Borosilikatglas verzeiht keine Fehler. Wärmeerschütterungen führen zu feinen Rissen, verzogenen Kanten sowie dazu, dass ganze Glasplatten nach dem Biegen oder Glühen unbrauchbar werden. Konvektionsöfen verlängern die Aufheizzeit, und ungleichmäßige Hitzzonen zwingen einen dazu, das Tempo zu drosseln, um Defekte zu vermeiden.
Was technisch wichtig ist:
Wir haben die Infrarotlampe mit Kurzwellen-NIR-Elementen in einer Quarzkapsel konstruiert. Das ist wichtig, denn Borosilikatglas absorbiert in diesem Bereich stark. So wird das Glas direkt erhitzt – anstatt dass die Wärme über die Luft übertragen wird. Es handelt sich dabei um eine Strahlungswärmeübertragung, wodurch die Wärmeverteilung gleichmäßig bleibt.
Die Leistung der Lampe wird an die Emissivität und Dicke des Glases angepasst. Dadurch wird verhindert, dass die Oberfläche verbrennt, während der Rest des Glases auf Temperatur kommt. Die Geometrie der Filamente sowie die Anordnung der Reflektoren sorgen dafür, dass eine gleichmäßige Wärmeverteilung entsteht – ohne Hotspots und kalte Stellen.
Warum es bei der tatsächlichen Glasherstellung funktioniert:
Geschwindigkeit ist nur dann wichtig, wenn die Produktqualität erhalten bleibt. Mit dieser Lampe kann man die Aufheizzeit verkürzen und die durch Konvektionsströmungen entstehenden Schwankungen minimieren. Dadurch werden die Bieg- und Glühvorgänge schneller abgewickelt, die Genauigkeit bei der Gestaltung der Krümmungen verbessert und es kommt zu weniger Spannungsrisiken.

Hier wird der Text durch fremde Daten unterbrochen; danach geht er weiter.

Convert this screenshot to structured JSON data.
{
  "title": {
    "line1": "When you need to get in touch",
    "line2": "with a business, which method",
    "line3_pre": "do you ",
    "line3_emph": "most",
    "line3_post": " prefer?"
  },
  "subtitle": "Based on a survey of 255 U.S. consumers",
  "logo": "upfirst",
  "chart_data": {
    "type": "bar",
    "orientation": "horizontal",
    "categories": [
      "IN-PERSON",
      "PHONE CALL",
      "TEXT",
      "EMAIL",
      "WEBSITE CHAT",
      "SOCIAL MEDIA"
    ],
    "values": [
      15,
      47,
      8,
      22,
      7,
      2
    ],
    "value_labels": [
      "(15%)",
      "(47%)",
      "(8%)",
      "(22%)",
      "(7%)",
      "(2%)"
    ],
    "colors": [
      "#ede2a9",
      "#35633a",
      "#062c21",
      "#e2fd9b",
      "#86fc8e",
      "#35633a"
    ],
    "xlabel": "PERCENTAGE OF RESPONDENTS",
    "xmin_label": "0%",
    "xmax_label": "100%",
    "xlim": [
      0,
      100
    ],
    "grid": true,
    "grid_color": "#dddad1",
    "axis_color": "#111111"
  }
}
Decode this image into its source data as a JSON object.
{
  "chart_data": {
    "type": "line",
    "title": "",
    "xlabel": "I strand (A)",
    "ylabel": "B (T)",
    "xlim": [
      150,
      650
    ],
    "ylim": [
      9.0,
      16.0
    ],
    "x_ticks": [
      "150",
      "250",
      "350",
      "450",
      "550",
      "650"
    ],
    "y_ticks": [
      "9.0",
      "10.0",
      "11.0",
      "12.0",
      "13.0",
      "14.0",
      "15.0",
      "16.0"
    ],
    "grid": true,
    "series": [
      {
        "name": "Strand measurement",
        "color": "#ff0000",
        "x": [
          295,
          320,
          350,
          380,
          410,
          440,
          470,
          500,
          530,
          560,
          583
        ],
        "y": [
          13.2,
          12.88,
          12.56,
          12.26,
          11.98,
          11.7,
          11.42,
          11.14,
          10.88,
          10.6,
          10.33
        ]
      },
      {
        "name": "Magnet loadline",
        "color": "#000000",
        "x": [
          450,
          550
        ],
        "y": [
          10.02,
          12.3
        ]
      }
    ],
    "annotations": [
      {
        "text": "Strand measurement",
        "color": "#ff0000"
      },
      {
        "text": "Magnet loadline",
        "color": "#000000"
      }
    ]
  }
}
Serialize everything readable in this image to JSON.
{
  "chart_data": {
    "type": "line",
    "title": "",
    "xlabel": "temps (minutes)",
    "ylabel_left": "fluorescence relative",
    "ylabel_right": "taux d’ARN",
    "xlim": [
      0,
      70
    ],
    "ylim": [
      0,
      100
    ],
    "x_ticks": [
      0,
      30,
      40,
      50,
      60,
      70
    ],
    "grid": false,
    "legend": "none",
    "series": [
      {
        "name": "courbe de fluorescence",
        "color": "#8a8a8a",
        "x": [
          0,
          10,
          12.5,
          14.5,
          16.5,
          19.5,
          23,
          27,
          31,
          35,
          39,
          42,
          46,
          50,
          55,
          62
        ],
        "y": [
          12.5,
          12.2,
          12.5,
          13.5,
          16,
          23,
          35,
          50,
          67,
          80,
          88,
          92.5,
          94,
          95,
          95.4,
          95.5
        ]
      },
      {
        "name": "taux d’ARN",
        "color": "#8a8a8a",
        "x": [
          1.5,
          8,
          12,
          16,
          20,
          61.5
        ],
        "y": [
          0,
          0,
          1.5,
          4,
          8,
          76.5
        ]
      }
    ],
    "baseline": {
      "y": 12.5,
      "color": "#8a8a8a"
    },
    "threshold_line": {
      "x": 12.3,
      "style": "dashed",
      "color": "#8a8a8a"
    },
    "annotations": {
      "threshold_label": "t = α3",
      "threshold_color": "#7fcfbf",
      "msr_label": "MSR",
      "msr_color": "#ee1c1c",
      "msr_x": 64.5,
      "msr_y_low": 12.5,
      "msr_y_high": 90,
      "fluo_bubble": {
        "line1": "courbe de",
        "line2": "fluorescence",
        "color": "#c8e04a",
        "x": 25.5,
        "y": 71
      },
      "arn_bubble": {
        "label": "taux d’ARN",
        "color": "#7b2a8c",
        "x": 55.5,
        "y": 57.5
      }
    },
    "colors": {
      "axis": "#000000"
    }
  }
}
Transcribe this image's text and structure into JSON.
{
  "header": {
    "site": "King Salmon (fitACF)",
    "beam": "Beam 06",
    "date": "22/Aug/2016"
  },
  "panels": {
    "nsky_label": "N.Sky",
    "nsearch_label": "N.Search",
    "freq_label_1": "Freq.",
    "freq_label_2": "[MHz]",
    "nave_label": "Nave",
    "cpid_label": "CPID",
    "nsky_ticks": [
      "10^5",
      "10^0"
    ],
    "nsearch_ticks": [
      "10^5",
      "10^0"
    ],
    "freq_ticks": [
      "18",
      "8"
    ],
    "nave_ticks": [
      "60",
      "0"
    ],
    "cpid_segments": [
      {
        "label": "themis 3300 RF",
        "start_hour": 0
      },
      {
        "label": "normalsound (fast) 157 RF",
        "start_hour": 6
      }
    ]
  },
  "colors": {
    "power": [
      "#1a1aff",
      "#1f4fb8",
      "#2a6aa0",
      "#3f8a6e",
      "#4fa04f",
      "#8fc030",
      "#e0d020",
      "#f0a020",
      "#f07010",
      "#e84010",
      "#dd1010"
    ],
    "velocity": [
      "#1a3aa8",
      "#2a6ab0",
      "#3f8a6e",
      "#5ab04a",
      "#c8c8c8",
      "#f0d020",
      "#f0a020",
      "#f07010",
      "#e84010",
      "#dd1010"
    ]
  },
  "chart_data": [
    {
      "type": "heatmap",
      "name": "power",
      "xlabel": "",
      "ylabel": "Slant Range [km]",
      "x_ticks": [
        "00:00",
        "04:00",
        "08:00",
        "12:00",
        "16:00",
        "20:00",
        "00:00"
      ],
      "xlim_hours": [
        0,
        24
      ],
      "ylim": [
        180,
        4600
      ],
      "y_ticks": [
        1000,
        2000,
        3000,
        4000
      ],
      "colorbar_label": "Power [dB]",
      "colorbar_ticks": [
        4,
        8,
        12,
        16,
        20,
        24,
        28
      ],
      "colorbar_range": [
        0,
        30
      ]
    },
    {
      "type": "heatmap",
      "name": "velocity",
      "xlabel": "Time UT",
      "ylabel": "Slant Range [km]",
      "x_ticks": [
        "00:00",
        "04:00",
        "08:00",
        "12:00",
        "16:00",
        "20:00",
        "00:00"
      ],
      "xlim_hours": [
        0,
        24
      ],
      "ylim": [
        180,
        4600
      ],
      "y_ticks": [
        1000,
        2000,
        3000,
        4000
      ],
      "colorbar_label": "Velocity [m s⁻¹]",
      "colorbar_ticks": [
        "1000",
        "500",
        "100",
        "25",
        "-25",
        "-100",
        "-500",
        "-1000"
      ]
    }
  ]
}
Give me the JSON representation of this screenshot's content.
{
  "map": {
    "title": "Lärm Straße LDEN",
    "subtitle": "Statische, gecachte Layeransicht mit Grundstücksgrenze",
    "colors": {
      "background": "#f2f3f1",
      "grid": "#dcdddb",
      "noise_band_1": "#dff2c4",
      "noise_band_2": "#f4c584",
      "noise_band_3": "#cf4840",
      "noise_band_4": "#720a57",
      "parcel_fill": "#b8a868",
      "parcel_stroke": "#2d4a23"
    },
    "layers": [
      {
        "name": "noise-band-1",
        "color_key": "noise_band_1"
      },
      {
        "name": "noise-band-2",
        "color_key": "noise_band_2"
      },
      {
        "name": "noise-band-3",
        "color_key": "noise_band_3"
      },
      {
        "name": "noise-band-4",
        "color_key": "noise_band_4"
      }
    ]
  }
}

Außerdem wird Energie gespart, da das Glas selbst erhitzt wird – nicht der ganze Behälter. In Hochleistungsanlagen kann diese Lampe als Ersatzmodul eingesetzt werden, sodass man die Heizgeräte austauschen kann, ohne die gesamte Anlage neu konfigurieren zu müssen.
Praktische Details:
Die Lampe funktioniert gut mit Standardausrüstungen – doch eine präzise Ausrichtung ist unerlässlich. Stellen Sie die Fokalebene auf die Glasoberfläche ein und überprüfen Sie anschließend das Temperaturprofil über die gesamte Breite des Glases.
Halten Sie den Quarz sauber – Staub und Beschichtungen lenken die Strahlung ab, was zu einer ungleichmäßigen Wärmeverteilung führt. Da es sich um intensive Strahlung handelt, müssen Schutzmaßnahmen und Sicherheitseinrichtungen intakt bleiben. Das ist keine Aufgabe, die man überstürzen sollte.